Cuando el estómago pequeño pero con mucho fondo de Federiquito Arreóla se dio por saciado, comenzó la presunta revelación: «Me encarga Sam que os diga…».
Y lo que Sam le había encargado que nos dijese era, en resumen, lo que viene a continuación de este punto y aparte.
En la medida en que podemos creer a Sam Benítez y en la medida en que podemos creer a un Sam Benítez filtrado por Federiquito Arreóla, la operación que nos encargó Sam se englobaba en otra mayor: aquel robo múltiple de reliquias que acabó tan mal para tanta gente. El organizador de todo se supone que fue Giuseppe Montorfano, que, en contra de la evasiva de Leo Montale, no era un zapatero napolitano aficionado a canturrear arias de Donizetti y de ese tipo de artistas, sino, como me había asegurado Tarmo Dakauskas, el cabecilla de los llamados veromesiánicos de Catania, localidad donde el tal Montorfano tenía casa y cuartel.

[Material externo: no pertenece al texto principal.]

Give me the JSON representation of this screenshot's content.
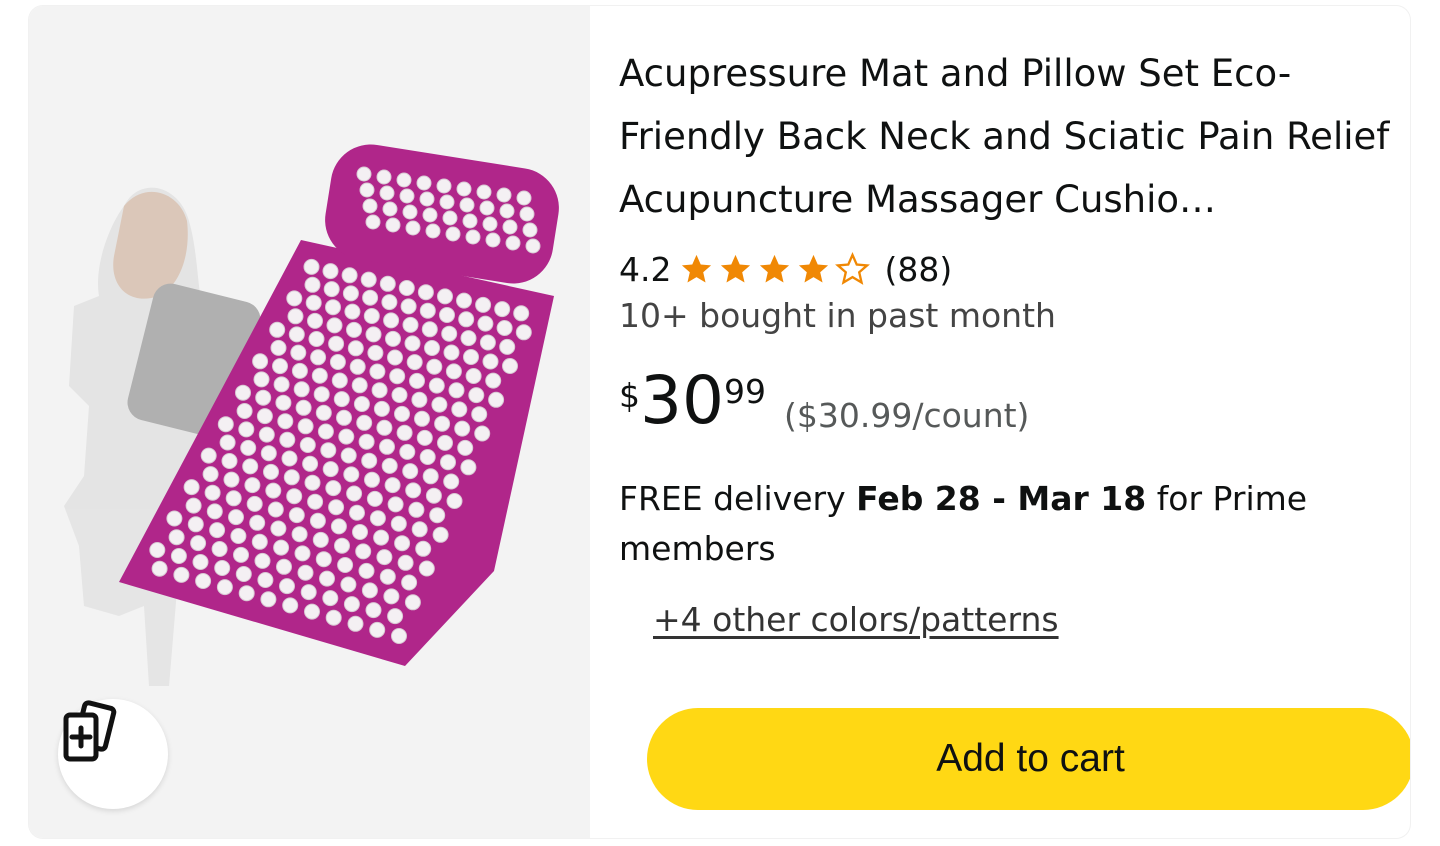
{
  "product": {
    "title": "Acupressure Mat and Pillow Set Eco-Friendly Back Neck and Sciatic Pain Relief Acupuncture Massager Cushio…",
    "rating_value": "4.2",
    "rating_stars": 4.2,
    "review_count": "(88)",
    "bought_text": "10+ bought in past month",
    "price": {
      "currency": "$",
      "whole": "30",
      "fraction": "99",
      "unit_price": "($30.99/count)"
    },
    "delivery": {
      "prefix": "FREE delivery ",
      "dates": "Feb 28 - Mar 18",
      "suffix": " for Prime members"
    },
    "colors_link": "+4 other colors/patterns",
    "add_to_cart": "Add to cart",
    "image_icon": "acupressure-mat-image",
    "compare_icon": "add-to-compare-icon"
  },
  "colors": {
    "accent_button": "#ffd814",
    "star": "#f08804",
    "mat": "#b0268a"
  }
}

Después de haber sido un mindundi durante media vida, Montorfano hizo fortuna a la siciliana y le dio por lo que suele darles a quienes se encuentran de pronto con más dinero de la cuenta y les falta imaginación y tiempo para gastarlo: coleccionar excentricidades. En su caso, reliquias sagradas, por esa peculiaridad que tienen los naturales de aquella isla de no apreciar incompatibilidades entre el fervor religioso y la práctica del crimen organizado. De modo que, para satisfacer su comezón de coleccionista, Montorfano se puso al habla con Leo Montale y le encargó que diese un golpe a lo grande y sin reparar en gastos, como inauguración de otra serie de golpes estelares, dispuesto como estaba el siciliano a dejar a la Iglesia sin reliquias, porque el coleccionismo tiene ese inconveniente: que te entra el ansia.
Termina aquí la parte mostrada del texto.